I realize that’s a pretty controversial thing to say, but if you bear with me I can prove it.

In the Bible it says that God created man in His own image and gave him dominion over all the beasts of the world (or words to that effect).  So Adam was just sitting around the Garden of Eden dominating the beasts.  Then God thought maybe Adam was lonely.  Now, He could have made another guy so that Adam would have someone to talk to about his hobbies and they could have watched the lower primates playing hockey (as they still do to this day) while sitting on the couch drinking beer and eating nachos in the Garden.  Everything would have been just hunky-dorry if it had been Adam and Steve.

Instead, God created woman.  I figure that even though Adam and Eve didn’t know how to have sex yet they still must have felt something that they couldn’t quite explain.  This would lead to complications.  As we all know it was Eve who was tempted by the serpent into eating from the fruit of the Tree of Knowledge of Good and Evil.  Then she took the fruit to Adam and coerced him into eating it.  For the record; I personally have never had any respect for guys who allow their…hormones to do the thinking for them, however I have accepted the fact that it happens all the time.  So Adam didn’t think with his big head and he ate the fruit and then they were both screwed (although on the plus side they then learned how to screw).  But they got kicked out of the Garden and they had to go out into the real world where evil was everywhere.

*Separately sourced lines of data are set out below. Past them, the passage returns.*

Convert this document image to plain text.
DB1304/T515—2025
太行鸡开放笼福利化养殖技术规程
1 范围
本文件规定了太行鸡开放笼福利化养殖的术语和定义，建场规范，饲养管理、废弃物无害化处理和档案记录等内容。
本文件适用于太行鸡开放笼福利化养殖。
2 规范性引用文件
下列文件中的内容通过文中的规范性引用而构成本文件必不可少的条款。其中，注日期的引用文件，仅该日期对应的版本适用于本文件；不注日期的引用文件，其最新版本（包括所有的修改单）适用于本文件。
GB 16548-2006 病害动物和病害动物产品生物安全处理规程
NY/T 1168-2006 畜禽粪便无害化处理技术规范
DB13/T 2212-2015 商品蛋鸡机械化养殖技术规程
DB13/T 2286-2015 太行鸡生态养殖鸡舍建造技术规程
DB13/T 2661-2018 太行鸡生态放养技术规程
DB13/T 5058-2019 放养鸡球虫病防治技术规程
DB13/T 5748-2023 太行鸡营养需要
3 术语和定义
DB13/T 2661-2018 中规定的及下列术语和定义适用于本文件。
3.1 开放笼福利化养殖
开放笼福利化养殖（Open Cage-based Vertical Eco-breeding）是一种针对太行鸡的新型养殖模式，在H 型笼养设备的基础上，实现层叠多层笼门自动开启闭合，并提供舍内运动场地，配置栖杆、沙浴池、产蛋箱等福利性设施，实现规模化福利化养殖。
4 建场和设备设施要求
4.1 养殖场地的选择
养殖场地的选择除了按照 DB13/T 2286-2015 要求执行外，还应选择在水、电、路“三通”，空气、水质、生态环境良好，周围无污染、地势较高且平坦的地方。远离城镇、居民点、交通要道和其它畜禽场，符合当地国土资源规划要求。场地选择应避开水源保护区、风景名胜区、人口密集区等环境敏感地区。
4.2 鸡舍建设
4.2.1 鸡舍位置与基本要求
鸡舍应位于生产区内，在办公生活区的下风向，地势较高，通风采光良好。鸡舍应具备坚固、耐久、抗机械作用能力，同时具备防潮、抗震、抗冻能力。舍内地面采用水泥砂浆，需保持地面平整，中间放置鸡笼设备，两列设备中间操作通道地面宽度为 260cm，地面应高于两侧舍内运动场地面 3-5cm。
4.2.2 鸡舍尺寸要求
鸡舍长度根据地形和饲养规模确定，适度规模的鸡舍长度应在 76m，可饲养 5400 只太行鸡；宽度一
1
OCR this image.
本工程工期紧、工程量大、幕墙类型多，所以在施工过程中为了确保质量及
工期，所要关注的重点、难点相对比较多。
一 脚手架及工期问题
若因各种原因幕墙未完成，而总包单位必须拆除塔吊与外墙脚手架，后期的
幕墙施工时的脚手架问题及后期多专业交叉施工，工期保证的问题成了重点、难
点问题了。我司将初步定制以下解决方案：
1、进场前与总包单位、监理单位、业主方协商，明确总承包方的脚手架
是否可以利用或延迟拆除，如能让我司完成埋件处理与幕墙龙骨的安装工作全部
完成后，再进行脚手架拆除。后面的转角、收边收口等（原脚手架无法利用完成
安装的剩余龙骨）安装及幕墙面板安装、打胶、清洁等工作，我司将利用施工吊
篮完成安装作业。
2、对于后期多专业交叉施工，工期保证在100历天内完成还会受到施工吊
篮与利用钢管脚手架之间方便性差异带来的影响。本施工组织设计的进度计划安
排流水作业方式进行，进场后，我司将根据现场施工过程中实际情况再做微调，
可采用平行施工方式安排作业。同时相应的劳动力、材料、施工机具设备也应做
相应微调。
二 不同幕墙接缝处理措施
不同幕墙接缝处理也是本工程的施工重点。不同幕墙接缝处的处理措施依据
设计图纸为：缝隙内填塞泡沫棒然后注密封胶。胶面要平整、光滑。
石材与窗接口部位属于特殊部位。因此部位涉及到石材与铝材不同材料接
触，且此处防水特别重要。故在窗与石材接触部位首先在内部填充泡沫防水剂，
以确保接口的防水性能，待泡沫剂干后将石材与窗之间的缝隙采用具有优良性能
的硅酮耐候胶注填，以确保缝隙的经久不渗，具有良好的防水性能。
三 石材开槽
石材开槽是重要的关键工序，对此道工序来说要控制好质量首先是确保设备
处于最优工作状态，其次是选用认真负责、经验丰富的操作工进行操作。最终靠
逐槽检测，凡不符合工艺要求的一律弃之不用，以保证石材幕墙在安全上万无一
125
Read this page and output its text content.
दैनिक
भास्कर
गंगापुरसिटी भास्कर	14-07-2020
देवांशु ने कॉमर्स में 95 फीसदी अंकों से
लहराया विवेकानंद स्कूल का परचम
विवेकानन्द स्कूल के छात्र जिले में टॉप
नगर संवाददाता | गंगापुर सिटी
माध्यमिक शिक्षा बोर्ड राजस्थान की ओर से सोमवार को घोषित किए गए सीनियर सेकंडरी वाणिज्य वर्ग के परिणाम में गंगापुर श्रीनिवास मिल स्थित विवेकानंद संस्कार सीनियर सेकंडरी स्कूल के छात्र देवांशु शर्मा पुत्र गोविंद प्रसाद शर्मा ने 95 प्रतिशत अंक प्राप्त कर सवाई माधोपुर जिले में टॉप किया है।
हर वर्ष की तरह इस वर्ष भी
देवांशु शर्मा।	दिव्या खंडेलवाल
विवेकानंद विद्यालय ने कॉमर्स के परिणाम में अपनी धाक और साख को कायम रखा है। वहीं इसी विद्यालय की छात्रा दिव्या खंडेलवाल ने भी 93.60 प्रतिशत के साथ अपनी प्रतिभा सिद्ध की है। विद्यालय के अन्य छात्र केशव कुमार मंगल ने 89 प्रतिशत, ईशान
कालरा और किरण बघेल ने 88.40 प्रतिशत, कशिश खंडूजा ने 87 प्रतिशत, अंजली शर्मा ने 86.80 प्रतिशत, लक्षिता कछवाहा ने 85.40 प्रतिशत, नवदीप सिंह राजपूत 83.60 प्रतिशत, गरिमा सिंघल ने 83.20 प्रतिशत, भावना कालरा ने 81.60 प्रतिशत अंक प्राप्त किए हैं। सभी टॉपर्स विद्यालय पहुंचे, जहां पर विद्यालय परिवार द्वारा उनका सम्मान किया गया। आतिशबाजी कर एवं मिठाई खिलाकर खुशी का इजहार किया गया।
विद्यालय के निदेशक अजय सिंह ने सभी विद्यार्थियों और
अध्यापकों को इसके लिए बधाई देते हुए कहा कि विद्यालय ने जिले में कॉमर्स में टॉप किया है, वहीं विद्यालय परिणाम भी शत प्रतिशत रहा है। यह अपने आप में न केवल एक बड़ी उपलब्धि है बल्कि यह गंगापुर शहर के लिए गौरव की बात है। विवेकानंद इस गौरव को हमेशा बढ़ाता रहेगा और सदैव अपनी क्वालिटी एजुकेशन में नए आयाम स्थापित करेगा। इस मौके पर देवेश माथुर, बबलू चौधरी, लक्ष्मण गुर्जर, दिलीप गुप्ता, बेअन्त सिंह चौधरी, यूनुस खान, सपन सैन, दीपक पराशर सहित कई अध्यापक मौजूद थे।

So you see, it’s all right there in the Bible and we all know that the Bible is 100% fact.  You just have to know how to interpret the complex metaphors.  Of course some people out there might try and blame the whole thing on God.  They might say that He knew exactly what Adam and Eve would do as soon as He made them and He just let it happen.  Well, to these people I want to say; get thee behind me, I don’t want to get hurt when you’re struck by lightning.